Earlier, out in the beautiful souks of Sidon, a city state for the Phoenecians, destroyed by the 551 earthquake during the Byzantine era, and conquered by Crusader Baldwin in 1111, the alleyways bustled with pre-Eid excitement and trade. Children zoomed on small tricycles across the town squares and soak themselves in the fountains on a roundabout beside the bus station. People buy chocolates and new clothes by the stackful.

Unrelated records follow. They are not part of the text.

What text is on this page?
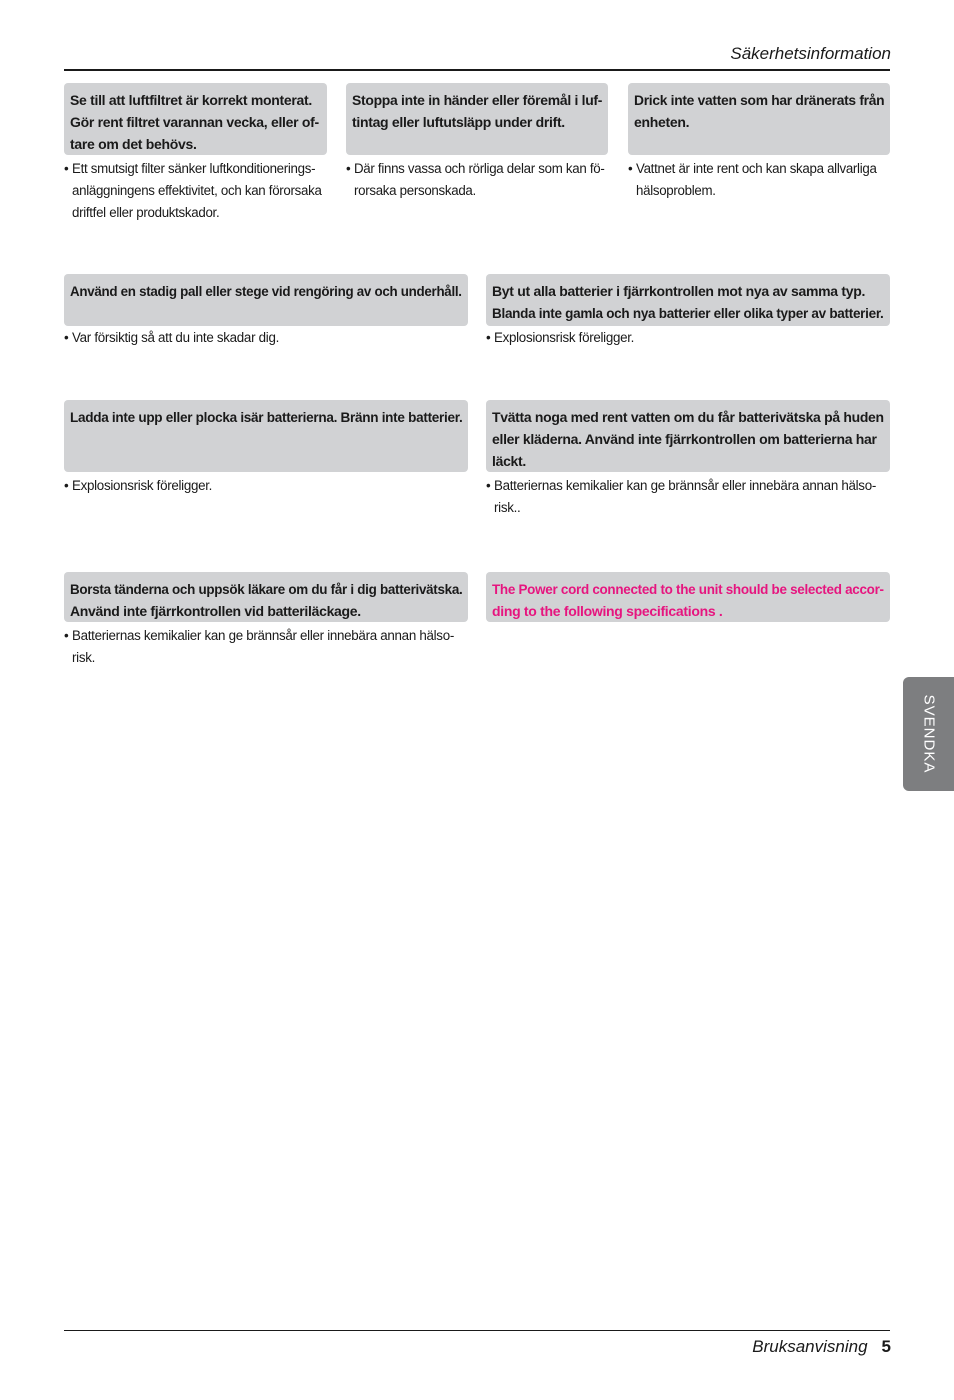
Säkerhetsinformation
Se till att luftfiltret är korrekt monterat.
Gör rent filtret varannan vecka, eller of-
tare om det behövs.
• Ett smutsigt filter sänker luftkonditionerings-
anläggningens effektivitet, och kan förorsaka
driftfel eller produktskador.
Stoppa inte in händer eller föremål i luf-
tintag eller luftutsläpp under drift.
• Där finns vassa och rörliga delar som kan fö-
rorsaka personskada.
Drick inte vatten som har dränerats från
enheten.
• Vattnet är inte rent och kan skapa allvarliga
hälsoproblem.
Använd en stadig pall eller stege vid rengöring av och underhåll.
• Var försiktig så att du inte skadar dig.
Byt ut alla batterier i fjärrkontrollen mot nya av samma typ.
Blanda inte gamla och nya batterier eller olika typer av batterier.
• Explosionsrisk föreligger.
Ladda inte upp eller plocka isär batterierna. Bränn inte batterier.
• Explosionsrisk föreligger.
Tvätta noga med rent vatten om du får batterivätska på huden
eller kläderna. Använd inte fjärrkontrollen om batterierna har
läckt.
• Batteriernas kemikalier kan ge brännsår eller innebära annan hälso-
risk..
Borsta tänderna och uppsök läkare om du får i dig batterivätska.
Använd inte fjärrkontrollen vid batteriläckage.
• Batteriernas kemikalier kan ge brännsår eller innebära annan hälso-
risk.
The Power cord connected to the unit should be selected accor-
ding to the following specifications .
SVENDKA
Bruksanvisning 5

Since a double suicide attack on the Christian village of El Qaa near the Syrian border, Syrians have faced restrictions on their movements, making Eid a less than free affair. The attacks have been variously blamed on people from refugee camps and assailants who came specifically from Syria to carry out the atrocity, ordinary Syrians have been living under tight security, with more than 400 arrests made and frequent raids on camps and apartments in towns and cities.

In any normal situation, Syrians in Lebanon are required to obtain permits for public celebrations, such as weddings or parties. In the current climate, things would be even tougher and more subdued.

One international NGO separately told me that their local partner had toned down Eid al-Fitr celebrations for Syrians in the Bekaa valley camp where it operated.

I spent the last iftar of Ramadan 2016 with Youssef, his wife and three boys, in the tiny flat up a perilous spiral staircase in the Old City. With us were the Palestinian woman, Amal, who rented it to the family, alongside a Lebanese woman, her daughter, and another seven-year-old girl whose mother’s whereabouts were unclear, although they later spoke on the phone.


The last Iftar of Ramadan 2016 : olives, fuul and vegetables.

It was crowded, but the iftar was good. We ate labneh, mint, kilos of tomatoes and bean stew, with squidgy olives and plate-sized flatbreads. They argued over how they would have bought chicken if they had known I was coming.

I went out onto the platform that lead, somewhere, down to ground level, although I could not see the souq floor from where I stood.

The azan, the call to prayer, was accompanied by hour-long Eid prayers and recitations, bouncing between the mosques clustered in the Old City and beyond. The sound of firecrackers rings in between them, and I am pretty sure that some of the whizzes and bangs are coming from celebratoty gunfire. Other than that, it is silent, and rather strange.

Around 12.30am, cries, whoops and whistles return to the streets. What is that, I asked Youssef’s wife, Ba’diya, with whom I am sharing a room for the night. “It is Lebanese parties”, she answers. “Are there any Syrians in the streets?” I ask. “No”, she replies. “We are staying here, inside.”